South Korea, until now, imported over $1 billion of pork and beef. Now, as tariffs go down for the United States, we can expect our product to be displaced. Why has the minister sold out the Canadian pork industry? Is it really because the government has failed to negotiate a secure auto pact for both sides?

International TradeOral Questions

3 p.m.

South Shore—St. Margaret's Nova Scotia

Conservative

Gerald Keddy ConservativeParliamentary Secretary to the Minister of International Trade

Mr. Speaker, nothing could be further from the truth.
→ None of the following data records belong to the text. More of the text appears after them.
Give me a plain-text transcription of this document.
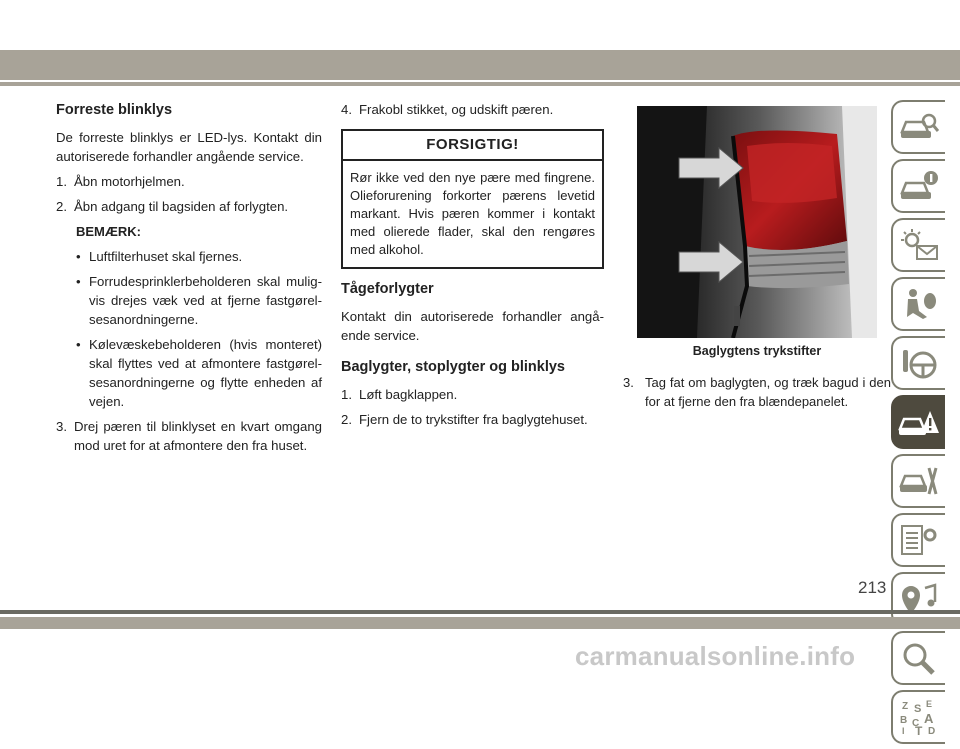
Forreste blinklys

De forreste blinklys er LED-lys. Kontakt din autoriserede forhandler angående service.

1. Åbn motorhjelmen.
2. Åbn adgang til bagsiden af forlygten.
BEMÆRK:
• Luftfilterhuset skal fjernes.
• Forrudesprinklerbeholderen skal mulig-vis drejes væk ved at fjerne fastgørel-sesanordningerne.
• Kølevæskebeholderen (hvis monteret) skal flyttes ved at afmontere fastgørel-sesanordningerne og flytte enheden af vejen.
3. Drej pæren til blinklyset en kvart omgang mod uret for at afmontere den fra huset.
4. Frakobl stikket, og udskift pæren.
FORSIGTIG!
Rør ikke ved den nye pære med fingrene. Olieforurening forkorter pærens levetid markant. Hvis pæren kommer i kontakt med olierede flader, skal den rengøres med alkohol.
Tågeforlygter

Kontakt din autoriserede forhandler angå-ende service.

Baglygter, stoplygter og blinklys
1. Løft bagklappen.
2. Fjern de to trykstifter fra baglygtehuset.
Baglygtens trykstifter
3. Tag fat om baglygten, og træk bagud i den for at fjerne den fra blændepanelet.
Z E
S
B A
C
I T D
213
carmanualsonline.info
The reality is the Minister of International Trade has been working tirelessly on behalf of Canadian farmers, Canadian consumers and Canadian manufacturers and will continue to work with our friends in South Korea toward firming up our trade agreement with South Korea.

In the meantime, the hon. member has an opportunity to support a trade agreement, the one with Panama, which is before the House, and I encourage him to do it.

TaxationOral Questions

3 p.m.

NDP

Andrew Cash NDP Davenport, ON

Mr. Speaker, the Conservative government continues to ignore hard-working families in the GTA. We have predatory temp agencies that can have half a worker's salary. We have car insurance rates in places like Brampton that are some of the highest in the country. To make matters worse, the Conservatives make huge cuts to services that help settle new Canadians in our region. It is a pile on. The Toronto area is one of the most expensive places in the country to live.